Wenn er den Raum betritt, geht die Sonne auf. Lässig in Blue Jeans und roten Pullover gewandet, kaum gealtert und auch nicht gebreitert, umspielt seine Lippen ständig dieses schelmische Grinsen. Da die Augen aber mitlachen, weiß man sofort: Es ist echt, nicht aufgesetzt. Giovane Elbers Freundlichkeit kommt von Häätze. Und bleibt über die gesamte Zeit seiner Anwesenheit. Frei weg von der Leber spricht er in bekannt sehr gutem Deutsch, hat selbst für einen anwesenden Schalke-Blogger ein „Kopf hoch!“ übrig, als das Gespräch auf das 5:1 vom letzten Wochenende kommt. Allüren sind ihm fr …

Halt, Stop! Wird das jetzt hier eine dieser typischen Einleitungen von Glamour- und Klatschmagazinen, in denen die Kleidung (Franelle, Saint Malo, Schuhe von Hapag) des Protagonisten wichtiger ist als das, was inhaltlich passiert? Nein.

Doch Glamour gab es durchaus ein wenig in den Räumen des Sportpresseclubs vor der Partie gegen Chile im früheren Neckarstadion, schließlich waren die Stars aus ganz Deutschland angereist. Aus Berlin gleich zwei Fußballblogger, einer aus Leipzig, einige aus München und wieder andere Fußballblogger aus dem Ruhrgebiet. Umso erstaunlicher, wie offen Giovane Elber dieser Ansammlung von Größen der Publizisitik begegnete. Von Lampenfieber keine Spur.

Stattdessen ging es direkt in medias res, denn Elber gab auf Nachfrage sofort zu, dass eine Reise nach und ein längerer Aufenthalt in Brasilien sehr teuer sei. Womit er gleich die anwesende Runde vom leichten Makel entlastete, dass kein einziger Teilnehmer plant, selbst zur WM zu reisen. Kann ja nicht jeder ein Praktikum bei ARD oder ZDF machen.

Dort, bei der WM in Brasilien, seien seiner Ansicht nach übrigens Argentinien und Deutschland Favorit auf das Finale, mit dem späteren Weltmeister Deutschland. Ausgesprochen allerdings vor Anpfiff des Tests gegen Chile. Argentinien werde nicht zuletzt von den vergleichsweise kurzen Reisewegen profitieren und vom im Süden Brasiliens deutlich kühleren Klima als in anderen Regionen. In Manaus zum Beispiel sei es manchmal so heiß und feucht, das Elber und seine Mitspieler bei Partien dort schon in der Kabine geschwitzt und sich gar nicht warm gemacht hätten, nur ein bisschen gedehnt. Ob das aus dem Reich der Fabeln stammt oder doch stark auf die Jahreszeit ankommt, verrät ein Blick in die Klimatabelle von Manaus.

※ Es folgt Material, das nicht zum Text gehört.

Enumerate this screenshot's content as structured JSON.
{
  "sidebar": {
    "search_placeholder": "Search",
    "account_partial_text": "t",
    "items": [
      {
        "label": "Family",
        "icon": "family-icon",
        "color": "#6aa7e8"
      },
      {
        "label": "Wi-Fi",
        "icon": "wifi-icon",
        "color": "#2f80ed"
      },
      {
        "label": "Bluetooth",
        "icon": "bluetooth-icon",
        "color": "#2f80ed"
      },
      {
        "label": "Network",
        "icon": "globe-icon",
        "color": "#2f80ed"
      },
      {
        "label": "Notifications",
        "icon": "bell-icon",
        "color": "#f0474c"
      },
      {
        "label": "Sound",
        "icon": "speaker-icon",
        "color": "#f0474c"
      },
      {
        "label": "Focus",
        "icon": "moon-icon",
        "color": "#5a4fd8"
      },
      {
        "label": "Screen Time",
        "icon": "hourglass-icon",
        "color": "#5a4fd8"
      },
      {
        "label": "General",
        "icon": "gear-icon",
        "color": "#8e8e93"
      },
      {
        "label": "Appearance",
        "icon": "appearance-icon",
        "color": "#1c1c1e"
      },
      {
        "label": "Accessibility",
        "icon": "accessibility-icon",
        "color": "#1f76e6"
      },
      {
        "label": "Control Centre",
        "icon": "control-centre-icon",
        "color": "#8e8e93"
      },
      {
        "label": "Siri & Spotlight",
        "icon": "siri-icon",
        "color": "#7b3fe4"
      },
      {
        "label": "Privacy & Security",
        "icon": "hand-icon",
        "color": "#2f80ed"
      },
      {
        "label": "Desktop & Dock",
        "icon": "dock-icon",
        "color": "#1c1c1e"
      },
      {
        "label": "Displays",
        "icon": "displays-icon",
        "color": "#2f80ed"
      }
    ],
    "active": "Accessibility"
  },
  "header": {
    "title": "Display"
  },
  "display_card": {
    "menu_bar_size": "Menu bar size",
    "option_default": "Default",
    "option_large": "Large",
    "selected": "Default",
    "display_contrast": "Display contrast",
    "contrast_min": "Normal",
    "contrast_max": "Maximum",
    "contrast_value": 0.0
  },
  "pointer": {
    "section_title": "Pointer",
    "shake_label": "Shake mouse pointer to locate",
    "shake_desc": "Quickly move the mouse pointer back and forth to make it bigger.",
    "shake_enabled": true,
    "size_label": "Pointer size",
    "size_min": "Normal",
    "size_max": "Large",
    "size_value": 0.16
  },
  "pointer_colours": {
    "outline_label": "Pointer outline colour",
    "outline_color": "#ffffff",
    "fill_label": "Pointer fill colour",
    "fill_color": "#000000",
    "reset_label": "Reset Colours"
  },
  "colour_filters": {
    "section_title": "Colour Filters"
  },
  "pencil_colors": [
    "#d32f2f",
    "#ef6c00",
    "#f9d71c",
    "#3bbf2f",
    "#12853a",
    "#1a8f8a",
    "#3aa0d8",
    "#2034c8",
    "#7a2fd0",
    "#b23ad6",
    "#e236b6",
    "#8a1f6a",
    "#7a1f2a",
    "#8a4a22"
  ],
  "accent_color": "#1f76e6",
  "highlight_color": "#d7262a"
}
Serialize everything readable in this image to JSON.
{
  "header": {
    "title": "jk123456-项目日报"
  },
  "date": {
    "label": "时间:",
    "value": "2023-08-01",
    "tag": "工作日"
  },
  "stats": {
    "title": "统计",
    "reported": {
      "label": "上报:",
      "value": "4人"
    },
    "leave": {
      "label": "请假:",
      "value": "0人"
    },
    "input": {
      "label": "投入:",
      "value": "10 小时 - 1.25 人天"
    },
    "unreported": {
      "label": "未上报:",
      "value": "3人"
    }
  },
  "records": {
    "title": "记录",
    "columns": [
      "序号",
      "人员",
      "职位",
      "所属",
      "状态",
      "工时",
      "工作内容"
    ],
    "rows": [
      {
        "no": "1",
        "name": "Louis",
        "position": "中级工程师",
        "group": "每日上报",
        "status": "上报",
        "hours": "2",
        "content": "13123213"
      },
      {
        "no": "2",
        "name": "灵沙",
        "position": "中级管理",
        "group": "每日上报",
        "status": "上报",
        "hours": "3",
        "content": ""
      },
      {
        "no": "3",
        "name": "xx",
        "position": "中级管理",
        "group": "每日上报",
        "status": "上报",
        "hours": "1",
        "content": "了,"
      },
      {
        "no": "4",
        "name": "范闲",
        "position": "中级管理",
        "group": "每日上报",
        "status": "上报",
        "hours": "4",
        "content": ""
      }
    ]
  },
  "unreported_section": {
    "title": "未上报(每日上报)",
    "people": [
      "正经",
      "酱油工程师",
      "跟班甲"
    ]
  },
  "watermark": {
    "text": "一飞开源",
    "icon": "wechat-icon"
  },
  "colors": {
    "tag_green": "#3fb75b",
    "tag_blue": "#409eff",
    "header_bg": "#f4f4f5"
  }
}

Außerdem sei es legitim, dass die Menschen in Brasilien so offensiv protestieren. Und es sei auch während der WM mit weiteren, umfassenden Protesten zu rechnen. Man brauche dort bessere Infrastruktur, die allen zugute komme, dieser Wunsch sei vollkommen legitim. Nicht allein Verkehrswege, sondern vor allem bessere Schulen und eine bessere Krankenversorgung. Gleich vier Stadien zählt Giovane Elber auf, die nach der WM nicht von Erst- oder Zweitligisten genutzt werden würden. Insofern habe es ihn selbst nur überrascht, dass die Menschen in Brasilien zum Confed-Cup in solchen Massen auf die Straße strömten. Die Mentalität in Brasilien verhindere oft, dass sich derartiger Protest entwickele, denn allzu oft zeige man dort eine gewisse Nachsicht mit den Verhältnissen und Trägheit bezüglich möglicher Änderungen. Dass sie protestierten, habe ihn überrascht, aber nicht, aus welchen Gründen.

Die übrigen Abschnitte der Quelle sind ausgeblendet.